Tersandro Vilela (*)
A Inteligência Artificial (IA) não está apenas transformando o modo como trabalhamos, aprendemos ou produzimos conhecimento. Cada vez mais, ela começa a influenciar a forma como nos comunicamos.
Um estudo da Florida State University analisou 22,1 milhões de palavras de podcasts de ciência e tecnologia, comparando períodos antes e depois do lançamento do ChatGPT em 2022, e encontrou um fenômeno curioso: palavras como multifacetado, meticuloso, estratégico e orgulhoso, antes mais comuns em ambientes formais, passaram a ser usadas com maior frequência em conversas informais.
Para os pesquisadores, trata-se de uma evidência de que a linguagem da IA está se infiltrando no vocabulário humano.
A investigação, conduzida por acadêmicos como Bryce Anderson, Riley Galpin e Tom Juzek, revelou que o aumento dessas palavras não foi acompanhado por sinônimos equivalentes. Isso sugere que não estamos apenas expandindo nosso vocabulário de forma orgânica, mas incorporando especificamente termos popularizados pela IA.
Os pesquisadores chamaram esse efeito de “seep-in”, ou infiltração lexical, um tipo de contaminação linguística em que expressões criadas ou repetidas por chatbots acabam se tornando parte do repertório de quem interage com eles.
Esse processo levanta uma questão que pode ser considerada por uns como fascinante e por outros como preocupante. Ao dialogar diariamente com sistemas treinados para soar sofisticados, não estaríamos adotando inconscientemente seus padrões de fala?
O estudo aponta que a influência vai além de palavras da moda, pois impacta a maneira como estruturamos ideias, como formulamos argumentos e até como buscamos transmitir credibilidade em situações cotidianas.
A linguagem não é apenas um veículo de comunicação, mas também um marcador de identidade, e a adoção de termos de conotação técnica pode alterar a forma como nos vemos e como somos percebidos.

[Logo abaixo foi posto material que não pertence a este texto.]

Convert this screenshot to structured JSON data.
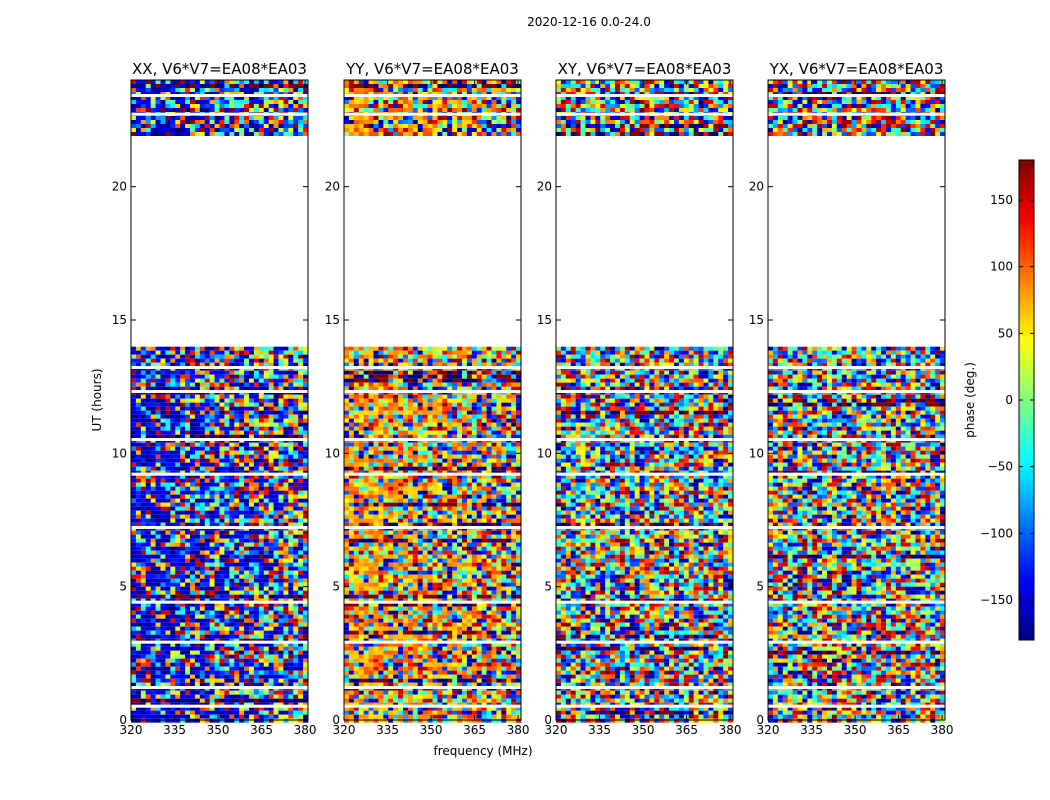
{
  "figure": {
    "suptitle": "2020-12-16 0.0-24.0"
  },
  "chart_data": {
    "type": "heatmap",
    "suptitle": "2020-12-16 0.0-24.0",
    "xlabel": "frequency (MHz)",
    "ylabel": "UT (hours)",
    "xlim": [
      320,
      381
    ],
    "ylim": [
      0,
      24
    ],
    "xticks": [
      320,
      335,
      350,
      365,
      380
    ],
    "yticks": [
      0,
      5,
      10,
      15,
      20
    ],
    "panels": [
      {
        "title": "XX, V6*V7=EA08*EA03",
        "dominant_phase": -150
      },
      {
        "title": "YY, V6*V7=EA08*EA03",
        "dominant_phase": 80
      },
      {
        "title": "XY, V6*V7=EA08*EA03",
        "dominant_phase": null
      },
      {
        "title": "YX, V6*V7=EA08*EA03",
        "dominant_phase": null
      }
    ],
    "data_bands_hours": [
      [
        0,
        14
      ],
      [
        22,
        24
      ]
    ],
    "gap_hours": [
      [
        14,
        22
      ]
    ],
    "blank_rows_hours": [
      0.5,
      1.2,
      2.9,
      4.4,
      7.2,
      9.2,
      10.5,
      12.3,
      13.2,
      22.7,
      23.4
    ],
    "colorbar": {
      "label": "phase (deg.)",
      "range": [
        -180,
        180
      ],
      "ticks": [
        -150,
        -100,
        -50,
        0,
        50,
        100,
        150
      ],
      "colormap": "jet",
      "colors": [
        "#00007f",
        "#0000ff",
        "#007fff",
        "#00ffff",
        "#7fff7f",
        "#ffff00",
        "#ff7f00",
        "#ff0000",
        "#7f0000"
      ]
    }
  }
}
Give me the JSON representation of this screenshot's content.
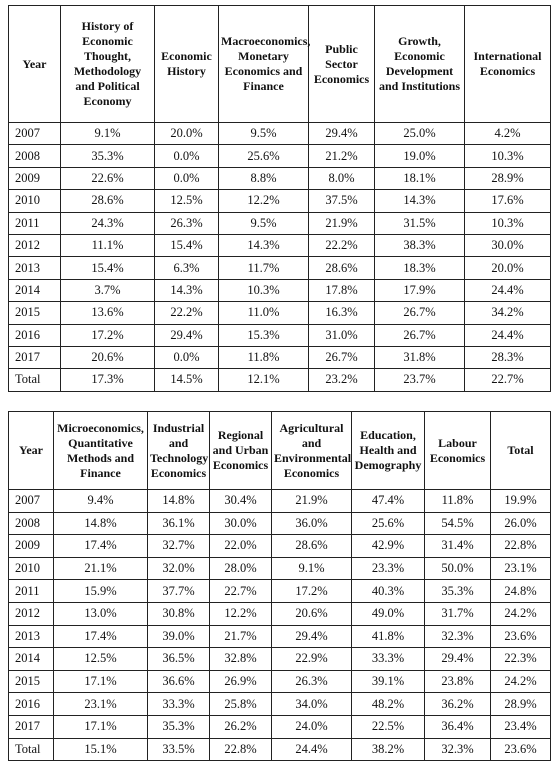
{
  "table1": {
    "columns": [
      "Year",
      "History of Economic Thought, Methodology and Political Economy",
      "Economic History",
      "Macroeconomics, Monetary Economics and Finance",
      "Public Sector Economics",
      "Growth, Economic Development and Institutions",
      "International Economics"
    ],
    "rows": [
      [
        "2007",
        "9.1%",
        "20.0%",
        "9.5%",
        "29.4%",
        "25.0%",
        "4.2%"
      ],
      [
        "2008",
        "35.3%",
        "0.0%",
        "25.6%",
        "21.2%",
        "19.0%",
        "10.3%"
      ],
      [
        "2009",
        "22.6%",
        "0.0%",
        "8.8%",
        "8.0%",
        "18.1%",
        "28.9%"
      ],
      [
        "2010",
        "28.6%",
        "12.5%",
        "12.2%",
        "37.5%",
        "14.3%",
        "17.6%"
      ],
      [
        "2011",
        "24.3%",
        "26.3%",
        "9.5%",
        "21.9%",
        "31.5%",
        "10.3%"
      ],
      [
        "2012",
        "11.1%",
        "15.4%",
        "14.3%",
        "22.2%",
        "38.3%",
        "30.0%"
      ],
      [
        "2013",
        "15.4%",
        "6.3%",
        "11.7%",
        "28.6%",
        "18.3%",
        "20.0%"
      ],
      [
        "2014",
        "3.7%",
        "14.3%",
        "10.3%",
        "17.8%",
        "17.9%",
        "24.4%"
      ],
      [
        "2015",
        "13.6%",
        "22.2%",
        "11.0%",
        "16.3%",
        "26.7%",
        "34.2%"
      ],
      [
        "2016",
        "17.2%",
        "29.4%",
        "15.3%",
        "31.0%",
        "26.7%",
        "24.4%"
      ],
      [
        "2017",
        "20.6%",
        "0.0%",
        "11.8%",
        "26.7%",
        "31.8%",
        "28.3%"
      ],
      [
        "Total",
        "17.3%",
        "14.5%",
        "12.1%",
        "23.2%",
        "23.7%",
        "22.7%"
      ]
    ]
  },
  "table2": {
    "columns": [
      "Year",
      "Microeconomics, Quantitative Methods and Finance",
      "Industrial and Technology Economics",
      "Regional and Urban Economics",
      "Agricultural and Environmental Economics",
      "Education, Health and Demography",
      "Labour Economics",
      "Total"
    ],
    "rows": [
      [
        "2007",
        "9.4%",
        "14.8%",
        "30.4%",
        "21.9%",
        "47.4%",
        "11.8%",
        "19.9%"
      ],
      [
        "2008",
        "14.8%",
        "36.1%",
        "30.0%",
        "36.0%",
        "25.6%",
        "54.5%",
        "26.0%"
      ],
      [
        "2009",
        "17.4%",
        "32.7%",
        "22.0%",
        "28.6%",
        "42.9%",
        "31.4%",
        "22.8%"
      ],
      [
        "2010",
        "21.1%",
        "32.0%",
        "28.0%",
        "9.1%",
        "23.3%",
        "50.0%",
        "23.1%"
      ],
      [
        "2011",
        "15.9%",
        "37.7%",
        "22.7%",
        "17.2%",
        "40.3%",
        "35.3%",
        "24.8%"
      ],
      [
        "2012",
        "13.0%",
        "30.8%",
        "12.2%",
        "20.6%",
        "49.0%",
        "31.7%",
        "24.2%"
      ],
      [
        "2013",
        "17.4%",
        "39.0%",
        "21.7%",
        "29.4%",
        "41.8%",
        "32.3%",
        "23.6%"
      ],
      [
        "2014",
        "12.5%",
        "36.5%",
        "32.8%",
        "22.9%",
        "33.3%",
        "29.4%",
        "22.3%"
      ],
      [
        "2015",
        "17.1%",
        "36.6%",
        "26.9%",
        "26.3%",
        "39.1%",
        "23.8%",
        "24.2%"
      ],
      [
        "2016",
        "23.1%",
        "33.3%",
        "25.8%",
        "34.0%",
        "48.2%",
        "36.2%",
        "28.9%"
      ],
      [
        "2017",
        "17.1%",
        "35.3%",
        "26.2%",
        "24.0%",
        "22.5%",
        "36.4%",
        "23.4%"
      ],
      [
        "Total",
        "15.1%",
        "33.5%",
        "22.8%",
        "24.4%",
        "38.2%",
        "32.3%",
        "23.6%"
      ]
    ]
  }
}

Embora a pesquisa tenha se concentrado nos podcasts, o fenômeno tende a se expandir para outros espaços de interação, como vídeos online, transmissões de rádio, ambientes corporativos e textos automatizados.
Em um mundo hiperconectado, a repetição constante pode naturalizar essas escolhas de palavras, transformando uma curiosidade acadêmica em uma mudança cultural. Os próprios autores lembram que os dados são correlacionais, mas o indício é forte: a IA já não apenas responde ao que dizemos, ela começa a moldar o modo como falamos.